Many of the states that have restricted the use of non-compete agreements, but still allow them under certain circumstances, have created penalties for employers who unsuccessfully attempt to enforce non-compete agreements. Washington, for example, has passed a law requiring the employer to pay the employee’s attorney fees if the non-compete agreement is deemed partially or entirely invalid by the court. Other states have even passed laws creating criminal sanctions for employers who try to enforce unenforceable non-compete agreements.
Even in states that have not passed laws restricting non-compete agreements, courts have grown increasingly skeptical of employers’ need for such protections. The general rule in states without non-compete legislation is that non-compete agreements are only enforceable if the employer can show a compelling need for them. Such need usually involves a need to protect sensitive confidential information and trade secrets, or a need to protect customer goodwill in situations where employees develop close relationships with customers. U.S. courts are, on average, becoming more skeptical of employers arguments that they need such protections except in cases where employees have access to truly sensitive information, or could do real damage by going to a competitor and taking substantial business with them.

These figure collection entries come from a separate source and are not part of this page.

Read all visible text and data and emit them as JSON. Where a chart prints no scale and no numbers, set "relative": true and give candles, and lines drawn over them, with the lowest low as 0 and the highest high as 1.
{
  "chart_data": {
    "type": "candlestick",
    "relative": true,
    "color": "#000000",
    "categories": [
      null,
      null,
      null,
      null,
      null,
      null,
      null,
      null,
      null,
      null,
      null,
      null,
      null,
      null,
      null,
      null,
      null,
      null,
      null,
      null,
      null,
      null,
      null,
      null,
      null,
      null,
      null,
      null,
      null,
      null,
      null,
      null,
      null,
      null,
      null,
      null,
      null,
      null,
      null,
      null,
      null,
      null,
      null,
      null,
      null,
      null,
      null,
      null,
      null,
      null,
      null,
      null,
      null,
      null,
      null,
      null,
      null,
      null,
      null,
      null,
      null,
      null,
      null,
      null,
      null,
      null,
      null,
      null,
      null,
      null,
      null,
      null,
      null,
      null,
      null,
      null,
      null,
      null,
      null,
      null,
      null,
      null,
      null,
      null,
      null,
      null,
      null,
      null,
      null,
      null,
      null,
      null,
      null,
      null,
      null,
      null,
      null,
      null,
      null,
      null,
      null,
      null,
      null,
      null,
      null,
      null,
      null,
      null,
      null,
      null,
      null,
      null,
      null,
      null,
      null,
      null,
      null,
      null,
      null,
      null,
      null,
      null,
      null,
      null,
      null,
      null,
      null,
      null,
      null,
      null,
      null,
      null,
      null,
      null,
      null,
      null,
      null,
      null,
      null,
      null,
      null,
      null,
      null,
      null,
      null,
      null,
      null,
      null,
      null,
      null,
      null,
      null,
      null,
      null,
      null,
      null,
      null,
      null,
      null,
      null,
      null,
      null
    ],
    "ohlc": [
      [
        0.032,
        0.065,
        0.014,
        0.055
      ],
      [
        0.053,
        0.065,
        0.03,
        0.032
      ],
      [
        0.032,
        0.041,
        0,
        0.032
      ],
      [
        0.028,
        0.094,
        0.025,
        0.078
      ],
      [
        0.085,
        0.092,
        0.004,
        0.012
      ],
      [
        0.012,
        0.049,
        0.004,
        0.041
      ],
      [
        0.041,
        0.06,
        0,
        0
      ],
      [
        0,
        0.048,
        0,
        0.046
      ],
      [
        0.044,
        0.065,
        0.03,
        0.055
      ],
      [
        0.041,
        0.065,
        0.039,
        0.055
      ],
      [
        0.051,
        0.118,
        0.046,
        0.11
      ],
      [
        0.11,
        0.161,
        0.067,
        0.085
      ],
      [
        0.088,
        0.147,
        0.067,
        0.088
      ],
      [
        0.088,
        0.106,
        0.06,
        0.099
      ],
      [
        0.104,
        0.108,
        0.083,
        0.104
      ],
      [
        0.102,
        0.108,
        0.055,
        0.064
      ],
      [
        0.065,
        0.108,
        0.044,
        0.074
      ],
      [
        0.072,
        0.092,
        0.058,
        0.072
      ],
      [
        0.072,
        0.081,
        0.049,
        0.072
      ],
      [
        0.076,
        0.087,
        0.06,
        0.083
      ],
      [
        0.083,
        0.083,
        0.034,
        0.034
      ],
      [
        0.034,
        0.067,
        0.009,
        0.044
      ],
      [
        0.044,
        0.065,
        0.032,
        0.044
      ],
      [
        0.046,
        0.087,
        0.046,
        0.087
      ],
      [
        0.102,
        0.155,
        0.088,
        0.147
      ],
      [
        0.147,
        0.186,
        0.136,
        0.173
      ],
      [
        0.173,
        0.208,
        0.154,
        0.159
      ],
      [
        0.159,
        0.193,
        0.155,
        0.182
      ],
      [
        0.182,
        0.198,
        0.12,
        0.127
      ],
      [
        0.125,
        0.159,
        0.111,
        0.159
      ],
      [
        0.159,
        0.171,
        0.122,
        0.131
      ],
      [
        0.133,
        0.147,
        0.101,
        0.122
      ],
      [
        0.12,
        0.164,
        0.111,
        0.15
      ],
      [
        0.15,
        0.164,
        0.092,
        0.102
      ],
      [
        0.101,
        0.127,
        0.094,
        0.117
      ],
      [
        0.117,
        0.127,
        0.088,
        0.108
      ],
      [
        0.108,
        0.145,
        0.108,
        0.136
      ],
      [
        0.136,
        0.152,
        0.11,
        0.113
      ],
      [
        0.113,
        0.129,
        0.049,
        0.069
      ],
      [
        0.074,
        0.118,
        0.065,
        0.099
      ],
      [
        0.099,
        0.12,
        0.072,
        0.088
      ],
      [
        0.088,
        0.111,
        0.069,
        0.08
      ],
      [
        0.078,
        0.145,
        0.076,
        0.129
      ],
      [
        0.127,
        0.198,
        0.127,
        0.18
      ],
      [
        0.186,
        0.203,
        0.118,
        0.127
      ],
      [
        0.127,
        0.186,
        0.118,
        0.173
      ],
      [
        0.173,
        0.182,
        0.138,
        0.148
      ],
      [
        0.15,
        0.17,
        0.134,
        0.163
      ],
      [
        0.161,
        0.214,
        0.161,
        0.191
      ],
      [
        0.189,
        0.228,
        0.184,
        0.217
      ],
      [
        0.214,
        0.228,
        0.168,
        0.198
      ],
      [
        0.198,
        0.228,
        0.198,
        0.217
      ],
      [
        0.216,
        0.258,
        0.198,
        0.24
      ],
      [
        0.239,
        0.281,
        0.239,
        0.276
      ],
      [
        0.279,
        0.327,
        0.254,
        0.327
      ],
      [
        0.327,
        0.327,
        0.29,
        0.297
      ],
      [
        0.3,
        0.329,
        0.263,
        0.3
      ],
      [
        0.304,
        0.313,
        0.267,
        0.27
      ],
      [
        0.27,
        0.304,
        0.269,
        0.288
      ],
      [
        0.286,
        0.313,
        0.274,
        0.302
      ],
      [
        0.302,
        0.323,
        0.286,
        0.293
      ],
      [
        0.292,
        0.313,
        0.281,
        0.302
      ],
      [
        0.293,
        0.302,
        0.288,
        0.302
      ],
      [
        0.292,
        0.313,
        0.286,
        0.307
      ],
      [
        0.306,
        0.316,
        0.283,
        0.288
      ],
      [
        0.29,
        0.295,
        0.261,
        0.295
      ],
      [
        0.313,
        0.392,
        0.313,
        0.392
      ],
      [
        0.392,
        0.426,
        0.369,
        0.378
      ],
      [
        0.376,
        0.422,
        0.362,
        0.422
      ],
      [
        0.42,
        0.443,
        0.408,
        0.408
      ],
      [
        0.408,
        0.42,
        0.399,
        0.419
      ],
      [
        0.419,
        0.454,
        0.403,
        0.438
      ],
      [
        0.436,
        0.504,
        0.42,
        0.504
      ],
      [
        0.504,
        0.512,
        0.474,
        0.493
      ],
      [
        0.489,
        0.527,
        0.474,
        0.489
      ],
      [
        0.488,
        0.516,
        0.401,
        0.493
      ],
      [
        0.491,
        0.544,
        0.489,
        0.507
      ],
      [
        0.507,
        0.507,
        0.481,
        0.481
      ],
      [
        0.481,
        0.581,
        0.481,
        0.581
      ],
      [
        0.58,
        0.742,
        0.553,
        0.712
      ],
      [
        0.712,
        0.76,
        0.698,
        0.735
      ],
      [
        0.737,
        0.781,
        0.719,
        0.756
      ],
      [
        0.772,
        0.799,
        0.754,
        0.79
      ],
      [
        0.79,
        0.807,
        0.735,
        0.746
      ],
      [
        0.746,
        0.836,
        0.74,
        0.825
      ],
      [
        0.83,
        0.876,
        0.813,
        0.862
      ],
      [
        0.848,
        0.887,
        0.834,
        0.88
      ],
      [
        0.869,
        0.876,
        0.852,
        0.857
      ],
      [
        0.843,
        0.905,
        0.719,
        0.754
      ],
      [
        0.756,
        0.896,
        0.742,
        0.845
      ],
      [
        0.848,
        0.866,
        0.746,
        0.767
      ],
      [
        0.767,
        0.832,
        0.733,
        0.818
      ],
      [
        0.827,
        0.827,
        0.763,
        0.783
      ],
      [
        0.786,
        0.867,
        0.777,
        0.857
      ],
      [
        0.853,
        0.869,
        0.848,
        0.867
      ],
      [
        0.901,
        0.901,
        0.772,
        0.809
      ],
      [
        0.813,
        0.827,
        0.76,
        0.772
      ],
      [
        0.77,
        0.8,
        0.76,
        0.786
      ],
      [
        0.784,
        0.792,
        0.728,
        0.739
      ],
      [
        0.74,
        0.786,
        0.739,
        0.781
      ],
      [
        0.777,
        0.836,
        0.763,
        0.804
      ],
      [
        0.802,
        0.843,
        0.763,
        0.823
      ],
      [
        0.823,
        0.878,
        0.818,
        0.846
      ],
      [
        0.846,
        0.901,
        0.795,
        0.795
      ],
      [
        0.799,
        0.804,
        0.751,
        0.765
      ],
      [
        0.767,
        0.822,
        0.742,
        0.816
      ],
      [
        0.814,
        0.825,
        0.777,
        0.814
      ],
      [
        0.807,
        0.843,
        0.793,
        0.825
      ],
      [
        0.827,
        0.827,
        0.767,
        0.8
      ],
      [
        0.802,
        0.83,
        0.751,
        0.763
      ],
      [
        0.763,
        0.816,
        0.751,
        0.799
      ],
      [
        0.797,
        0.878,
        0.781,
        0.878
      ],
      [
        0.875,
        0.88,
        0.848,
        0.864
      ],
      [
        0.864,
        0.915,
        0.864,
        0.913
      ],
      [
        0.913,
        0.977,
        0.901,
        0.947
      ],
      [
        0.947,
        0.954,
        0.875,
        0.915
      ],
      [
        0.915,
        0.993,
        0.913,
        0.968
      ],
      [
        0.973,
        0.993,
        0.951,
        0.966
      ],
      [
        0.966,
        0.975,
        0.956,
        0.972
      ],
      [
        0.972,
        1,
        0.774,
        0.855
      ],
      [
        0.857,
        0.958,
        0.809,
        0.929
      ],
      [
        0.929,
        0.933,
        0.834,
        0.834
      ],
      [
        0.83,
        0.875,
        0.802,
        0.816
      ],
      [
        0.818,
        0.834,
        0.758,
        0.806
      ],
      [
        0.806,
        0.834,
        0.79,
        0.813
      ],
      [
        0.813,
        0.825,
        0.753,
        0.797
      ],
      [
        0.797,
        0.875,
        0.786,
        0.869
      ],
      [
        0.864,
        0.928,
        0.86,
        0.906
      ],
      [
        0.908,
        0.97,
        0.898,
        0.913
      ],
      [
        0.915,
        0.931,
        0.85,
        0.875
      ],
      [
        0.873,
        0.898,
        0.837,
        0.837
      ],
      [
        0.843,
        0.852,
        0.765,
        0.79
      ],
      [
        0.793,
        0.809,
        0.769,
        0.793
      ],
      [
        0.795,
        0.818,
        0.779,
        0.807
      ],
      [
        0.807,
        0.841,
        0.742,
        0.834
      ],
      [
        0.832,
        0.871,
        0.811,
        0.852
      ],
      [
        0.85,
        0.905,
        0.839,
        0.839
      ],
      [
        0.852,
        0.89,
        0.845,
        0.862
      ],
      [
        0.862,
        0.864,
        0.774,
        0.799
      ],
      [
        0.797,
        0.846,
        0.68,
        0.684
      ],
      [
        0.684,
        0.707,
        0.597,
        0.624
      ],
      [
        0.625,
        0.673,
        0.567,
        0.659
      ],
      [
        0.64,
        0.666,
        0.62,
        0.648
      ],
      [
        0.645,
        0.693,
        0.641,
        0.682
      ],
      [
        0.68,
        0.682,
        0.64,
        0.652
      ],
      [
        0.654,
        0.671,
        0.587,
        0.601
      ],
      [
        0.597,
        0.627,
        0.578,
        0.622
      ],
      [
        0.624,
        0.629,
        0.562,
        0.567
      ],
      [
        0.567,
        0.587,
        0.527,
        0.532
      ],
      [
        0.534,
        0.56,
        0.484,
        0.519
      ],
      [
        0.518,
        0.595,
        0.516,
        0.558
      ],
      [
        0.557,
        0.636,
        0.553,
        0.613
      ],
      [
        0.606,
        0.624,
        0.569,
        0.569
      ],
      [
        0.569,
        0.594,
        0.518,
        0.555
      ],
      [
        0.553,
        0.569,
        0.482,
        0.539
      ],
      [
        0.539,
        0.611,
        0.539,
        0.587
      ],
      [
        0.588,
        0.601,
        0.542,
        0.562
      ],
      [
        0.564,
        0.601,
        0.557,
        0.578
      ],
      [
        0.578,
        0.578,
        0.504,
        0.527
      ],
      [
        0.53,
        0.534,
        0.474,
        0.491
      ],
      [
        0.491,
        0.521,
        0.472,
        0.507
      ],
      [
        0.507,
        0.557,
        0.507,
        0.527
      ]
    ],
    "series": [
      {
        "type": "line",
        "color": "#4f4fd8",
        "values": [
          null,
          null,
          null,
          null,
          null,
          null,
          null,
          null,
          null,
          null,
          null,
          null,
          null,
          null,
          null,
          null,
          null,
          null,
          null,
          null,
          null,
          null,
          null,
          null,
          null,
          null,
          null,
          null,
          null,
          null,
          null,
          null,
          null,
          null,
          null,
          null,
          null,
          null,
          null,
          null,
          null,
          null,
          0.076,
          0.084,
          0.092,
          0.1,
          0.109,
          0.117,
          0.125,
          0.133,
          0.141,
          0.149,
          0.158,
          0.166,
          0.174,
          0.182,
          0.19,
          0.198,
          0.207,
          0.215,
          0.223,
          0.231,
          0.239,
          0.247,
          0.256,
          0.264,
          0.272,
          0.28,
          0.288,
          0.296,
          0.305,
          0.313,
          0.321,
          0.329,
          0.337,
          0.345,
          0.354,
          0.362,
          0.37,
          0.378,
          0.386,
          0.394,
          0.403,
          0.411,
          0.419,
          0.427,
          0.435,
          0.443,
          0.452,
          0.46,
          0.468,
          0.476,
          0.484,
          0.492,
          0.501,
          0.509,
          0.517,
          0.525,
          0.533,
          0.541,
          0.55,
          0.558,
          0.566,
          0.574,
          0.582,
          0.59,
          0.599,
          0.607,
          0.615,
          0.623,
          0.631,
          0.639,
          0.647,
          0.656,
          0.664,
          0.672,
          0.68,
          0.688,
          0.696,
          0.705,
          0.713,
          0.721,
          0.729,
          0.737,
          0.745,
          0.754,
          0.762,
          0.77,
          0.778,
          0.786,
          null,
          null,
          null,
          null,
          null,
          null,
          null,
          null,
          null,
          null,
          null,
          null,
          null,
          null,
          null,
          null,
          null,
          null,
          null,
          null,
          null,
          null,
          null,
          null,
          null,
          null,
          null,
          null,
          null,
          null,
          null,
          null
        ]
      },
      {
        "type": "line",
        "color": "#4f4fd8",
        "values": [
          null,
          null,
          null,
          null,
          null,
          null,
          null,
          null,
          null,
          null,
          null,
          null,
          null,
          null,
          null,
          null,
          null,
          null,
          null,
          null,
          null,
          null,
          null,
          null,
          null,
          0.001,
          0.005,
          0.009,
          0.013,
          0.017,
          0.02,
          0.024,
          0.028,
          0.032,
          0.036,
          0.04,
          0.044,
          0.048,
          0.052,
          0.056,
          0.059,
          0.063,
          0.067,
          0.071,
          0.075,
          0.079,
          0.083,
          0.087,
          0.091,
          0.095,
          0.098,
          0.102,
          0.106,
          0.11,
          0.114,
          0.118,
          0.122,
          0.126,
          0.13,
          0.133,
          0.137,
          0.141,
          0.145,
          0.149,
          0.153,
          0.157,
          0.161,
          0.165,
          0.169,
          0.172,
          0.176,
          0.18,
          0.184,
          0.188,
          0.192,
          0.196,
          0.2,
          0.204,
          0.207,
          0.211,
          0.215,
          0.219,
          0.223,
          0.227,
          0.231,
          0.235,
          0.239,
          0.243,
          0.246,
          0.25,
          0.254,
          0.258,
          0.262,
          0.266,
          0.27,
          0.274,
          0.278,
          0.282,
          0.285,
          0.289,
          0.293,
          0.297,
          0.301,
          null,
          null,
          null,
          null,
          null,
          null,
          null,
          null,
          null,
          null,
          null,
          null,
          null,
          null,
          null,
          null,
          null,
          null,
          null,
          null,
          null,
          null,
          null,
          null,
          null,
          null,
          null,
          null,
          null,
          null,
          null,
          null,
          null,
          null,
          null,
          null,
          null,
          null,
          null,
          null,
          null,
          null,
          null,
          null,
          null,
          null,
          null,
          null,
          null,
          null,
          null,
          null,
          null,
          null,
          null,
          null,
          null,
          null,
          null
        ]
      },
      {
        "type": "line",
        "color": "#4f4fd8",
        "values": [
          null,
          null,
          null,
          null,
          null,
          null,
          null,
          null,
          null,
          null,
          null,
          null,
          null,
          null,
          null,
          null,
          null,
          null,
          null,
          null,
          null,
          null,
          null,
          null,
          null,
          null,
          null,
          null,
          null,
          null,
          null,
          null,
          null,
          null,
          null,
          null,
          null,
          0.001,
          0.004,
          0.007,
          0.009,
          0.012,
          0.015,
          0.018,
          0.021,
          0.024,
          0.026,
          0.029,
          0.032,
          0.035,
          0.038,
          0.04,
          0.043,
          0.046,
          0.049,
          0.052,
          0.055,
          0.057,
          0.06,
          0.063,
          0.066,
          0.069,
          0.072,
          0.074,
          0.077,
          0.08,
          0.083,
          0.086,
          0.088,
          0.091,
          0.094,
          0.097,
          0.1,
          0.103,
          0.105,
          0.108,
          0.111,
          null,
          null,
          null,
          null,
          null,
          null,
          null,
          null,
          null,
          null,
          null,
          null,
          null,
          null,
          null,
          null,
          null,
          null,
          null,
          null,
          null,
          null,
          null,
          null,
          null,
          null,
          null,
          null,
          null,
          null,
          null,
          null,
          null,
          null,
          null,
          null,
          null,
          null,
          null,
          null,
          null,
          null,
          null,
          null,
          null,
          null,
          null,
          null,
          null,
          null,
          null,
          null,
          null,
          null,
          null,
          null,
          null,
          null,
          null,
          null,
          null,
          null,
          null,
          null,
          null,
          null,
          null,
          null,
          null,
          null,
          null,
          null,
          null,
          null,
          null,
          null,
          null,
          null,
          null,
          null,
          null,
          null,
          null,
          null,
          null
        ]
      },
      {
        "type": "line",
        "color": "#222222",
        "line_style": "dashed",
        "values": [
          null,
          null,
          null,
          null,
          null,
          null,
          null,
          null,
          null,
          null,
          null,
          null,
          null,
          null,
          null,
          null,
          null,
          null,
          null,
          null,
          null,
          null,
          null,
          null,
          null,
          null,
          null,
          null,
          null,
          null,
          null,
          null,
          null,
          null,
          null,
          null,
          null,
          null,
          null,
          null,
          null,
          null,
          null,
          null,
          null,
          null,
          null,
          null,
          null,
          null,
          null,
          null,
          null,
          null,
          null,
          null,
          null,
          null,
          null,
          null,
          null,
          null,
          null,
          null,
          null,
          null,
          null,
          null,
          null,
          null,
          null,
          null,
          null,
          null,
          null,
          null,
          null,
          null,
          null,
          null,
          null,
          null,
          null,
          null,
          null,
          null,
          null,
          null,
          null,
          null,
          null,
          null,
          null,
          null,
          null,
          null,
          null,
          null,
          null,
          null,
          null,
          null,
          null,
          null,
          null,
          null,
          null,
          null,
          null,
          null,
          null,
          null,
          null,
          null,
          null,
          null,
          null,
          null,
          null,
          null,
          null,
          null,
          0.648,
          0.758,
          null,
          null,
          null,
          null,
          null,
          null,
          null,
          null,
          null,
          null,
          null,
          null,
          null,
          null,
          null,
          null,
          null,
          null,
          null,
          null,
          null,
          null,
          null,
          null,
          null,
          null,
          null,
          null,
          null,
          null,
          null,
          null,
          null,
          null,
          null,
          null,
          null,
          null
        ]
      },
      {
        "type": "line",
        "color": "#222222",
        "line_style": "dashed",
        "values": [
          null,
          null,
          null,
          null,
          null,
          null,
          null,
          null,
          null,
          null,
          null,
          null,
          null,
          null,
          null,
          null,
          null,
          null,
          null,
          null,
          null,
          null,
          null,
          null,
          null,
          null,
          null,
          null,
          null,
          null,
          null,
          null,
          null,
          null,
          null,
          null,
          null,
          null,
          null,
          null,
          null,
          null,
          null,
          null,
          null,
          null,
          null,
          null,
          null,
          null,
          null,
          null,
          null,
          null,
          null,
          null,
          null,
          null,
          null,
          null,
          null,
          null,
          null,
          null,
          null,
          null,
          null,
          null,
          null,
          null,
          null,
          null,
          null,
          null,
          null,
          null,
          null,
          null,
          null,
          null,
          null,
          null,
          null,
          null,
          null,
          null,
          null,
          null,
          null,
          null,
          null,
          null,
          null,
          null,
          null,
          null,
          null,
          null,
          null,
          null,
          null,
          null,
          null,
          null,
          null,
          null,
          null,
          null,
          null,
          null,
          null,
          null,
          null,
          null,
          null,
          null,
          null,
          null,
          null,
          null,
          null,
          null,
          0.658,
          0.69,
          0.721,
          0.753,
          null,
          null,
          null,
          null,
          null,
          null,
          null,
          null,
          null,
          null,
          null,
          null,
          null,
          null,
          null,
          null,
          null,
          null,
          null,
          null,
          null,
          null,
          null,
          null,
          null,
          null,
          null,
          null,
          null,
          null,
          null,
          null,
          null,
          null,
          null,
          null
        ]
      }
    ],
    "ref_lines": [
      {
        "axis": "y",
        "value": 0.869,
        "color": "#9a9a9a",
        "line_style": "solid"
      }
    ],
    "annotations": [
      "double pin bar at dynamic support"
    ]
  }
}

While the fate of the FTC’s rule remains uncertain, employers should be prepared to come into compliance by the rule’s effective date (120 days after the rule is published in the federal register, barring any judicial injunction). For example, companies should be prepared to issue the required notices to workers that their non-compete agreements will not be enforced and are unenforceable by the rule’s effective date. Companies should also consider that their workers may not understand the status of their non-compete agreements or the unfolding process by which the enforceability of those agreements is being determined. Workers may believe that their non-compete agreements are already unenforceable, and begin to act accordingly. Companies with existing non-compete agreements should have plans in place for handling such situations, including how they communicate their intent to enforce or not enforce their existing non-compete agreements while the fate of the FTC rule is up in the air.
There are no one size fits all solutions to such tough questions, and companies should consult with counsel experienced with navigating non-compete agreements to come up with a plan that fits the company’s particular needs and goals.